Mais Jésus n’est pas un homme “comme nous”. Bien qu’il ait assumé une nature humaine semblable à la nôtre, il reste le Verbe de Dieu, le Fils éternellement engendré du Père. Ainsi, lorsque Jésus prononce ces mots ordinaires : “Donne-moi à boire”, c’est Dieu lui-même qui, à travers le Christ, révèle une partie de son mystère et du nôtre. D’ailleurs, à l’approche de la Passion du Christ, il est impossible de réduire cette rencontre au puits de Jacob à un simple fait divers. Nous savons que l’une des dernières paroles que Jésus a prononcées, criées même depuis la Croix, est : “J’ai soif”. Est-il possible que Dieu, qui est la plénitude même, manque de quelque chose pour dire, en la personne du Christ : “J’ai soif” ?

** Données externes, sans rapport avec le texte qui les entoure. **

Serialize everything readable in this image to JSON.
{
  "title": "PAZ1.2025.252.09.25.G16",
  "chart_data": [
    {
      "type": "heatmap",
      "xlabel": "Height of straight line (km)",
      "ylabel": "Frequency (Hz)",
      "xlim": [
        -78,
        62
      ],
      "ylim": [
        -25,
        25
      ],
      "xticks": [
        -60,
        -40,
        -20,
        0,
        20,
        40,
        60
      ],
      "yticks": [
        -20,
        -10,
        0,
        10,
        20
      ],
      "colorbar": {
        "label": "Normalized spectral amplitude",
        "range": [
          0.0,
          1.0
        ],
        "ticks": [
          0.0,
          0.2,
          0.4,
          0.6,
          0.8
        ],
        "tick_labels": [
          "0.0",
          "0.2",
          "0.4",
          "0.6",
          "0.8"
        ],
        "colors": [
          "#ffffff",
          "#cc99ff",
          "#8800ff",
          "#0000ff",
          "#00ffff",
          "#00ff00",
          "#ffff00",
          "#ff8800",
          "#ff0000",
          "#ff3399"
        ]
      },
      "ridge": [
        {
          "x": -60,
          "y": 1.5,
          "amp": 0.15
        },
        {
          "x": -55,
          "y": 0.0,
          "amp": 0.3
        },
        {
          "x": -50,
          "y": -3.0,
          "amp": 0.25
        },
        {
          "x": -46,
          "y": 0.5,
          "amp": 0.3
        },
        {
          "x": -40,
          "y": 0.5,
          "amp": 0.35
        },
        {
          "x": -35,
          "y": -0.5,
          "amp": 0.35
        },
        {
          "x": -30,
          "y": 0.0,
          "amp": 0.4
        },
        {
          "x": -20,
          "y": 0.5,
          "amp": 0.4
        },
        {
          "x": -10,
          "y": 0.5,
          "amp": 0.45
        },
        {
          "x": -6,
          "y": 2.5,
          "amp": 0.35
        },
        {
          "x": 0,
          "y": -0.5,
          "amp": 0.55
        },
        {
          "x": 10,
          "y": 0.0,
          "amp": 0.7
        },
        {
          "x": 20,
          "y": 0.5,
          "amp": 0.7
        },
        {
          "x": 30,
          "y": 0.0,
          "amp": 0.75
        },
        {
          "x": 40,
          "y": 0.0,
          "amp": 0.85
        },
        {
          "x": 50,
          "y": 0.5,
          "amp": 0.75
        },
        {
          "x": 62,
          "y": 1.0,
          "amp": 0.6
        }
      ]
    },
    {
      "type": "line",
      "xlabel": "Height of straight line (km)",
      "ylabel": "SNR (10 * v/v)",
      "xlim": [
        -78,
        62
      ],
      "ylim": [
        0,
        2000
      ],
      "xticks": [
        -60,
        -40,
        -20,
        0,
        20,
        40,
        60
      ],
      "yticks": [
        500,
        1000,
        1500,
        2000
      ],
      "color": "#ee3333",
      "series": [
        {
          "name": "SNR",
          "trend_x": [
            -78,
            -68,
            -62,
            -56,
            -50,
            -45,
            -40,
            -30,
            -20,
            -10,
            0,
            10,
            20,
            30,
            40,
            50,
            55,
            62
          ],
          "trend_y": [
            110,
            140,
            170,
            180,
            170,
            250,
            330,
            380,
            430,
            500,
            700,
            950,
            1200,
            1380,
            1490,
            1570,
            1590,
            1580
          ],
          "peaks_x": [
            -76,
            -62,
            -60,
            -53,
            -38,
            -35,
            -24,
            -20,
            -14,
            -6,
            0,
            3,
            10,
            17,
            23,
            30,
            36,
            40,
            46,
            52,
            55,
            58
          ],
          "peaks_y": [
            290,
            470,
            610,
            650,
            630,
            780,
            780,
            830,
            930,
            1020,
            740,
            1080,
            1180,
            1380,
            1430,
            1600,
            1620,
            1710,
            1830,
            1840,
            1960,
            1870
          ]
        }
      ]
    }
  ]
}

Le dialogue entre Jésus et la femme samaritaine prend rapidement un tournant étonnant. Alors qu’il lui a demandé à boire, il lui offre une eau vive qui apaise toute soif. Elle lui demande alors : “Seigneur, donne-la moi, cette eau”. Au lieu de lui répondre, Jésus l’amène à lui confier les deux drames de sa vie. D’abord, son échec matrimonial : “Je n’ai pas de mari”. Puis sa détresse religieuse : elle ne sait pas où adorer Dieu ; les écoles s’opposent entre la montagne et Jérusalem. Ce bref échange avec Jésus met en lumière les deux obstacles majeurs qui empêchent cette femme de rejoindre Dieu. Sans la juger, Jésus l’a amenée à reconnaître humblement les deux impasses de sa vie, les deux soifs perpétuellement insatisfaites qui rendent son existence malheureuse.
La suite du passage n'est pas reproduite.